Ia memulai periode dimana jabatan Khalifah direbut oleh kekuatan militer dan diwariskan secara turun-menurun.

Khilafah di Masa Dinasti Keluarga (661 M – 1924 M)

Pada periode ini negara Islam berkembang pesat dalam penguasaan wilayah dan penguasaan ilmu dan teknologi. Dari banyak wilayah barunya, Islam banyak menyerap banyak pengetahuan yang ada di sana.
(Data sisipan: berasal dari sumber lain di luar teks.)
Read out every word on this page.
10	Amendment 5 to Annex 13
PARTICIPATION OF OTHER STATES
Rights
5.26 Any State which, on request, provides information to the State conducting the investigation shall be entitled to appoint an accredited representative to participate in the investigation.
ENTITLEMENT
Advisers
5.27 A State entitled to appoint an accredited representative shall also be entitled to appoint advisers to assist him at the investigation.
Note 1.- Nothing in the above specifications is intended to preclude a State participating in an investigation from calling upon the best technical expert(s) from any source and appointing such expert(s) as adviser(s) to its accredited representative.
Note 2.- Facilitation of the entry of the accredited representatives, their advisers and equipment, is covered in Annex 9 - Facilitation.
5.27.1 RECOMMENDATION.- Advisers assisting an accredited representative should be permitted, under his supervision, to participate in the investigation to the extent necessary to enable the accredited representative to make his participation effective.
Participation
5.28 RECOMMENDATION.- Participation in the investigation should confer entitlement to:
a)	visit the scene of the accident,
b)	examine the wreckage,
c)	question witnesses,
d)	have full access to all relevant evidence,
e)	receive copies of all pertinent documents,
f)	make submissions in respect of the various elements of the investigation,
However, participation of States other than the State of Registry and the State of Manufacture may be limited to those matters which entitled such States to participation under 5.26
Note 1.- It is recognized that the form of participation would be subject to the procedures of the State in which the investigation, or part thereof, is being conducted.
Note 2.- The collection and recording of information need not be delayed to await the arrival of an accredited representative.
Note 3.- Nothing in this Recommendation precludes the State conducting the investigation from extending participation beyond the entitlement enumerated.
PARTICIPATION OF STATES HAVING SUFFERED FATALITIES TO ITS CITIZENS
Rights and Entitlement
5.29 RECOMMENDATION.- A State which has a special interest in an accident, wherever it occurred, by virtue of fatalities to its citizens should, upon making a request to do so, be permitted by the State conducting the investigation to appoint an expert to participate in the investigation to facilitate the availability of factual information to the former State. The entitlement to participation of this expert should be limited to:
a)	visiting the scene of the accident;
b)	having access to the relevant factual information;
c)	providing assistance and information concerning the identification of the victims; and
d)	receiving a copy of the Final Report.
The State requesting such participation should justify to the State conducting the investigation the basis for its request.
Tradisi intelektual Yunani, teknologi dan birokrasi Persia dan Romawi diserap dan dikembangkan lebih lanjut dalam bendera Islam.

Dalam masa ini berbagai macam ilmu berkembang pesat. Kemakmuran meningkat. Islam tumbuh menjadi superpower dunia, pusat peradaban dunia. Banyak kitab-kitab hukum, ilmu pengetahuan, kedokteran dan filsafat disusun dan menjadi rujukan utama sepanjang masa bagi umat Islam.

Wilayah Khilafah Islam pada tahun 1683
Wilayah Khilafah Islam pada tahun 1683

Dalam sistem pemerintahan, Islam mengadopsi sistem yang terbukti stabil, yaitu sistem kerajaan.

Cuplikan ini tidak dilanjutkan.